# fitting blum concealed hinges in 16mm mdf



## reck123 (31 Jan 2022)

Hi guys,

So I have run in to a little bit of a problem.I am making some small inset doors for a shelving unit. The material I'm using is 16mm white pre primed mdf. upon drilling the holes for the cup of the hinges the brad point of the forester bit punctures the other side.

To remedy this I found a cheap old china 35mm forester bit and ground of the brad point but i still get a slight impression on the other side ( the cutters inside the outer cutter ring are slightly raised.

I know i probably should of gone with 18mm to avoid this but the cup should seat in the 16mm material with a 2-3mm meat behind it.

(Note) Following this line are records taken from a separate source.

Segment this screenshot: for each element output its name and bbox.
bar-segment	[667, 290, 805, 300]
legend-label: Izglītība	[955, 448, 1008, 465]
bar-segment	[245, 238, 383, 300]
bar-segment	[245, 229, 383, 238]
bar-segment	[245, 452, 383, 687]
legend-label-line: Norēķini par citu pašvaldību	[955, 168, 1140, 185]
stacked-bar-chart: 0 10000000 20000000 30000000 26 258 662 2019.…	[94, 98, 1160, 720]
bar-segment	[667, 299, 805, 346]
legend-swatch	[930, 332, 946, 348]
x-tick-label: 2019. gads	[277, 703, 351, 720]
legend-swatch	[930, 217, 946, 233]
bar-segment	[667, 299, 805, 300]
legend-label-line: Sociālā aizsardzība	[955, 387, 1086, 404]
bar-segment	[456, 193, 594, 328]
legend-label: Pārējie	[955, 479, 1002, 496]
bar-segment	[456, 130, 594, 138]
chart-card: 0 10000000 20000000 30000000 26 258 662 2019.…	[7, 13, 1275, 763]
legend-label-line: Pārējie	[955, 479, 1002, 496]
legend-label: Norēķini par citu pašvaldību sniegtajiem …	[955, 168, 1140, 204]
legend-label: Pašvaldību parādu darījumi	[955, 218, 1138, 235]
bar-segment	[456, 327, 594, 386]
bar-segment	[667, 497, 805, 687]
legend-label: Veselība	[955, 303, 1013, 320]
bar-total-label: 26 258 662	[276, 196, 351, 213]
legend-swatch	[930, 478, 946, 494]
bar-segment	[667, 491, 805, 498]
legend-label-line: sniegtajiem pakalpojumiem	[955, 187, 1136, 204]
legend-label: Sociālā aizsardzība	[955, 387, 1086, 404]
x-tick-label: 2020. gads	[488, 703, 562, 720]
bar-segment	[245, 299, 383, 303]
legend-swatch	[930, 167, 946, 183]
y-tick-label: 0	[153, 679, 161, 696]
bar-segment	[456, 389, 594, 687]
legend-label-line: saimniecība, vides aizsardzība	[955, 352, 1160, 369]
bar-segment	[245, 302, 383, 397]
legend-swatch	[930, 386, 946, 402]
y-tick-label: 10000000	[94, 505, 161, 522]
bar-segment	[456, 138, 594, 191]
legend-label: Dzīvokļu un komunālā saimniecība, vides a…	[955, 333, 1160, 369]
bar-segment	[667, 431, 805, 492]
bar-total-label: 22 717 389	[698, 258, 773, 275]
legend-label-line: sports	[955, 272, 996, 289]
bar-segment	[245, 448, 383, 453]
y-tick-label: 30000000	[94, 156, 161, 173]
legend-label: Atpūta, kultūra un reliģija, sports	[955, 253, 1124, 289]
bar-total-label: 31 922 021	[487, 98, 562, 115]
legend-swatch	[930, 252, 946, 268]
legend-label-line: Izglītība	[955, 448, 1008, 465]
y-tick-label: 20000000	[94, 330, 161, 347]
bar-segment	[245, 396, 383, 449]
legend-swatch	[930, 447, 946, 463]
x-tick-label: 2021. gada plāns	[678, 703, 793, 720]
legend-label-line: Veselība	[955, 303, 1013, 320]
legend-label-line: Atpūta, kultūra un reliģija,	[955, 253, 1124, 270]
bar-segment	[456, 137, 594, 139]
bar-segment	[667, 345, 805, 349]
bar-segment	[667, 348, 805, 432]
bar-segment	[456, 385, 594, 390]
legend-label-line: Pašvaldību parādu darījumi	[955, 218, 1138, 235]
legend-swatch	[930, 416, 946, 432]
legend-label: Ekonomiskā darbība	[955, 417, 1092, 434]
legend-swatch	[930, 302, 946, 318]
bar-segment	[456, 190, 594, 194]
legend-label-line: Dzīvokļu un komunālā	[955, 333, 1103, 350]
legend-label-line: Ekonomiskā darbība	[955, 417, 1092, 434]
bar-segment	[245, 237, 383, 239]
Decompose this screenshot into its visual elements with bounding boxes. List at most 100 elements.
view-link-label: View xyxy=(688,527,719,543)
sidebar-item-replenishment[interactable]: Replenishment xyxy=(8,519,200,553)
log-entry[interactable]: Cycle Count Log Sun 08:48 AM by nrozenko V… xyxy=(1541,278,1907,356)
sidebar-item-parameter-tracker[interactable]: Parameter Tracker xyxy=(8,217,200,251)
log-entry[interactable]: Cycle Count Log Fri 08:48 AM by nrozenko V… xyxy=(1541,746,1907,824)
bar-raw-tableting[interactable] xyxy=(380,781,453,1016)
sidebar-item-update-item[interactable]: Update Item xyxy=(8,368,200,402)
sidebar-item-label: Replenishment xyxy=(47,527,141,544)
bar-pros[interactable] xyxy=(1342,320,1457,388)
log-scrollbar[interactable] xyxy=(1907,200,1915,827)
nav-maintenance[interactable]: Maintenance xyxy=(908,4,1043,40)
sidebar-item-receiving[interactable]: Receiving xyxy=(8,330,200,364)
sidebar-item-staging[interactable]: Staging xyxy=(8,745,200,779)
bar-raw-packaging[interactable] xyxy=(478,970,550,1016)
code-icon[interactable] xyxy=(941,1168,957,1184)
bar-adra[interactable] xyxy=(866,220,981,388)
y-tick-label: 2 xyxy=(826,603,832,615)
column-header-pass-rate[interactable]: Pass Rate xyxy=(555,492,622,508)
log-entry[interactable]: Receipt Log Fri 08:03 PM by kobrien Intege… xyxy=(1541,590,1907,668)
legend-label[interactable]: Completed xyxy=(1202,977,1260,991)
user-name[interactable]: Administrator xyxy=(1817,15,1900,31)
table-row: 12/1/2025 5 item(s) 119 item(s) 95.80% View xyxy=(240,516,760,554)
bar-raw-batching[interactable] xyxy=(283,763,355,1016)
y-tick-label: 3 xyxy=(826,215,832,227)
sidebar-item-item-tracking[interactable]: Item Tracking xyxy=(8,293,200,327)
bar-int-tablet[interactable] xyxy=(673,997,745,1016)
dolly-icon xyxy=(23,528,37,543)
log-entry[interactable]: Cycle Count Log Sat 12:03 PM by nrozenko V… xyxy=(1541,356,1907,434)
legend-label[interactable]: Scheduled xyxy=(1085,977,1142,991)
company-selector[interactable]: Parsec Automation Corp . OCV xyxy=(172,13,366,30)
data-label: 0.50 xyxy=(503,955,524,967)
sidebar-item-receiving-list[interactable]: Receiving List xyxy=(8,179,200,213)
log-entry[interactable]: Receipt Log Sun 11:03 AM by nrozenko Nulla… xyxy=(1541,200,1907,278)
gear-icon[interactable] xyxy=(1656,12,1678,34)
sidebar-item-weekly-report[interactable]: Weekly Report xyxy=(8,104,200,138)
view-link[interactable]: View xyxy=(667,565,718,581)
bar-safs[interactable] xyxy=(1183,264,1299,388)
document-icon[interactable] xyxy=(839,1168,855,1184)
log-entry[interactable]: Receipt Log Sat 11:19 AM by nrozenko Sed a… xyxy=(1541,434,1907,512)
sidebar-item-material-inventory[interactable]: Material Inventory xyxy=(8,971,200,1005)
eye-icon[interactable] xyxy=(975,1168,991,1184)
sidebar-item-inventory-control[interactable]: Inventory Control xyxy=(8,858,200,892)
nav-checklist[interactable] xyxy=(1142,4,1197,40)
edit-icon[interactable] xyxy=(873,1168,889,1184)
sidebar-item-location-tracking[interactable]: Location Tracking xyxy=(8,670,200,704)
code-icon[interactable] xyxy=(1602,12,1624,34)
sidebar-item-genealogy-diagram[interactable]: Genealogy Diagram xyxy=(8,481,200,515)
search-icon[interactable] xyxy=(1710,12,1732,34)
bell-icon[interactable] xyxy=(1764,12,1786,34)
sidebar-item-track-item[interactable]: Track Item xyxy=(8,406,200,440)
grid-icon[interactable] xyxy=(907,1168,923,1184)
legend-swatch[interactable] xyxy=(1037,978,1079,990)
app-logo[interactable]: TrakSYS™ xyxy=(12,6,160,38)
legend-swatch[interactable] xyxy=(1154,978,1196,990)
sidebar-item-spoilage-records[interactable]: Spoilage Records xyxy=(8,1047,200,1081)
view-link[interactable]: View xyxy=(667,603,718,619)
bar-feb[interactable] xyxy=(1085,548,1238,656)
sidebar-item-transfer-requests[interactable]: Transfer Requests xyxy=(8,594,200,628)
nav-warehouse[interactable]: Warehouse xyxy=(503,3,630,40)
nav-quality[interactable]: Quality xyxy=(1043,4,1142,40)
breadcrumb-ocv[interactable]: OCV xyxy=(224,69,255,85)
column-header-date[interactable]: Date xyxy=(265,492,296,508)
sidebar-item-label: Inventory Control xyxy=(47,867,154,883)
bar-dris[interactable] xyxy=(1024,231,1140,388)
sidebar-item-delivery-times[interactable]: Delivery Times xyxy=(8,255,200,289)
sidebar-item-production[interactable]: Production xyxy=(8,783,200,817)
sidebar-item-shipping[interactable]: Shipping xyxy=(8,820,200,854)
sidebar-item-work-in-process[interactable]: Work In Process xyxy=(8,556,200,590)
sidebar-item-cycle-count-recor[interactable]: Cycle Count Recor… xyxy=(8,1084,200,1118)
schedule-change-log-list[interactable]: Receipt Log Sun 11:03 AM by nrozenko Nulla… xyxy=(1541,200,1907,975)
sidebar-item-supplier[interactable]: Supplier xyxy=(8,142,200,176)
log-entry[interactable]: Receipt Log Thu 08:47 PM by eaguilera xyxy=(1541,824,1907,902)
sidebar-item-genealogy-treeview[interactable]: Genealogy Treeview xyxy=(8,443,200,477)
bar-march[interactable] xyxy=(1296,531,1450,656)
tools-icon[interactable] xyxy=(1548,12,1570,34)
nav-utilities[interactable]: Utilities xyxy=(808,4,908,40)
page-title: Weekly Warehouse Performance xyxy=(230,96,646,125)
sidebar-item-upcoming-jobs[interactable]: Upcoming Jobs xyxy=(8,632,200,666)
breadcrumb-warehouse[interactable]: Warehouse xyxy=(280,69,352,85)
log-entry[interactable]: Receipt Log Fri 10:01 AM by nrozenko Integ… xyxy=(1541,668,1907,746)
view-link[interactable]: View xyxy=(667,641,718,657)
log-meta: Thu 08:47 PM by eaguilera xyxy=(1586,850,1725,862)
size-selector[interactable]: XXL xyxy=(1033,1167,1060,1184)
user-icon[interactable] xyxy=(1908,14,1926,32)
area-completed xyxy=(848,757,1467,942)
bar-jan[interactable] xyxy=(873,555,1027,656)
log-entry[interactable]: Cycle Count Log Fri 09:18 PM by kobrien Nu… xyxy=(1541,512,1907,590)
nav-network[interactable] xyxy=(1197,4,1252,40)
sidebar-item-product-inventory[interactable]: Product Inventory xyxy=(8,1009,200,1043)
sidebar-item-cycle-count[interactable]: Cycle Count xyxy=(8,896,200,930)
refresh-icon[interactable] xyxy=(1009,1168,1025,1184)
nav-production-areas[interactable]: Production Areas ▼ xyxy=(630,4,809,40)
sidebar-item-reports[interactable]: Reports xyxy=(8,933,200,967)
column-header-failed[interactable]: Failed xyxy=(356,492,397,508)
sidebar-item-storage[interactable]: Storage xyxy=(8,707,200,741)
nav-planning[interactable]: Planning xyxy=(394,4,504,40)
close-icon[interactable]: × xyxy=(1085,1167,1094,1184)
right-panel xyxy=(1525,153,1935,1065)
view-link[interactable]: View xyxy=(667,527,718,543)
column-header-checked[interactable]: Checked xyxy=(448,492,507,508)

can anyone recommend any other methods.

I have a router so could maybe buy a top bearing flush bit and plunge and trace a 35 mil hole on a template. i have 14 doors to do so could take a while.

I also maybe have the possibility to borrow the eco drill jig from blum though I wonder if the jig works for 16mm doors as online it states only maximum thickness.

any advice would be greatly appreciated


----------



## Doug71 (31 Jan 2022)

The router is the way to go, if all the doors are the same size you might be able to make a template that does both holes at once which could save time  

Something to watch out for is make sure that the router bit is bottom cutting (that you can plunge with it) because a lot of the template ones aren't made for plunge cuts.


----------



## reck123 (31 Jan 2022)

Doug71 said:


> The router is the way to go, if all the doors are the same size you might be able to make a template that does both holes at once which could save time
> 
> Something to watch out for is make sure that the router bit is bottom cutting (that you can plunge with it) because a lot of the template ones aren't made for plunge cuts.


Thanks Doug that's a good shout using a jig with both hinge placements marked/templated up on it. I have seen special hinge drilling forester bits online which advertise a small brad point bit but still a risky purchase for this application.


----------



## gcusick (31 Jan 2022)

Rather than a bearing-guided router bit, use a standard plunge bit and a guide bush. If you use a 20mm diameter bit in a 30mm bush, your template will just need a 45mm diameter hole, and you should be able to rout out each hole in just 2 or 3 passes.


----------



## reck123 (31 Jan 2022)

gcusick said:


> Rather than a bearing-guided router bit, use a standard plunge bit and a guide bush. If you use a 20mm diameter bit in a 30mm bush, your template will just need a 45mm diameter hole, and you should be able to rout out each hole in just 2 or 3 passes.


That seems like a good way to go. I need to get in to the guide bushing game as soon as I get a bigger router, I only have a small makita multi base router which is limited when it comes to guide bushings


----------



## Spectric (31 Jan 2022)

reck123 said:


> That seems like a good way to go. I need to get in to the guide bushing game as soon as I get a bigger router,


You could easily do it with a 1/4 router which is lighter and can be more easy to handle. If you get guide bushes then don't forget to get a centring cone to ensure the bush is concentric to the cutter. I recently had to cut two recesses in wall paneling at 75mm diameter and 5 mm deep, my 1/4 Bosch router with guide bush and a home made template delivered a great job.


----------



## Distinterior (31 Jan 2022)

It may be a bit late now but for future reference,....You can get Blum soft close hinges suitable for thinner doors. They only require an 11.5mm deep hole.


----------



## reck123 (31 Jan 2022)

Distinterior said:


> It may be a bit late now but for future reference,....You can get Blum soft close hinges suitable for thinner doors. They only require an 11.5mm deep hole.


thanks for that tip . it can be a bit of a maze navigating blums products and specs :/


----------



## pgrbff (1 Feb 2022)

reck123 said:


> thanks for that tip . it can be a bit of a maze navigating blums products and specs :/


I agree. Iget dizzy/feel faint when looking at the catalogue.


----------